Il miele è stato probabilmente il materiale terapeutico più antico usato dall’uomo per la cura delle sue ferite. Nel mondo antico il miele è stato usato spesso empiricamente per guarire ulcere o piaghe della pelle, in particolare per la cura delle piaghe delle gambe e dei piedi. Queste pratiche iniziali hanno avuto, come ben sappiamo, ampie conferme scientifiche in tempi più recenti. Senza la pretesa di coprire tutta la casistica, si propone una breve rassegna dell’impiego terapeutico del miele lungo la storia.
Il primo riferimento documentato riguarda quanto contenuto nel cosiddetto Papiro Edwin Smith ovvero il più antico trattato di medicina giunto sino ai giorni nostri scritto in ieratico, forma corsiva della scrittura geroglifica, che risale al 1500 aC. In questo testo il miele compare in numerose ricette generalmente impiegato in una miscela formata da una parte di miele e due parti di grasso. Queste pratiche sono state successivamente tramandate a assiri e babilonesi.

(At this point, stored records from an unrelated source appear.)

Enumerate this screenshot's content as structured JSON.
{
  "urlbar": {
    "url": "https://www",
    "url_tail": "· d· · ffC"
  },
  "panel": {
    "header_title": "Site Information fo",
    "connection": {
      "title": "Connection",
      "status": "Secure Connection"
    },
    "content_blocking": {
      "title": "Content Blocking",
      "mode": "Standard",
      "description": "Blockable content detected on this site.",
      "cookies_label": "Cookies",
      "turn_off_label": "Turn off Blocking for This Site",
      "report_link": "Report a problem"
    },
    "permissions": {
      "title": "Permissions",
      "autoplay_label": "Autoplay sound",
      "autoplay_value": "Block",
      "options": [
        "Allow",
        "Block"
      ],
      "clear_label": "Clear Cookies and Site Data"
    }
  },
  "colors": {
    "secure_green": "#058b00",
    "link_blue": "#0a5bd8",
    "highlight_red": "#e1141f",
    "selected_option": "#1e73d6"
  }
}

Ippocrate, padre della medicina, impiegava una soluzione di miele e aceto per curare i dolori mentre per la sete raccomandava l’idromiele. Per le piaghe impiegava un preparato ottenuto dal miele miscelato all’ossido di rame.
In ambito romano, Plinio il Vecchio (23 – 79 dC) cita l’impiego terapeutico del miele nella sua Naturalis historia e descrive quali tipi di miele impiegavano altri popoli nelle cure. Plinio indica inoltre l’uso della lana per applicare il miele sulle ferite.
In Oriente l’impiego del miele è presente nell’antica medicina cinese e si trova descritto anche nei testi ayurvedici.
Durante l’Impero Bizantino (395 dC – 1.453 dC) l’uso del miele si applicava a numerose cure oltre a quella tradizionale delle ferite. Nel monastero di Pantokratoras (isola di Corfù) si preparavano sciroppi, impiastri, unguenti e preparati vari a base di miele, tutti a scopo medicinale.
Il 12 gennaio 1817 il generale argentino José de San Martin, a capo di 5.000 soldati, iniziava l’attraversamento delle Ande ad altitudini che toccano i 4.000 metri. Un’impresa grandiosa che si è conclusa in tre settimane e che ricorda le gesta di Annibale. Si doveva portare l’indipendenza al Cile ed al Perù; l’impresa si è avverata grazie alle capacità del grande stratega. Sorprende, ma non tanto conoscendo la lungimiranza del generale, il “kit” di erbe e prodotti naturali che San Martin aveva predisposto: zucchero di canna, assenzio, corteccia dell’albero della china (Cinchona spp.), chiodi di garofano, polvere di cannella, zenzero, polvere di rabarbaro, zafferano, semidi lino, burro di cacao e, naturalmente, miele. Sembra, comunque, che i prodotti naturali servissero soprattutto ad arginare i danni dapprima provocati dalle nefaste terapie d’urto, in uso all’epoca, compiute sulle ferite con aggressive sostanze chimiche come vari composti di zolfo, il mercurio protocloruro o il solfato di rame (Rabinovich 2013).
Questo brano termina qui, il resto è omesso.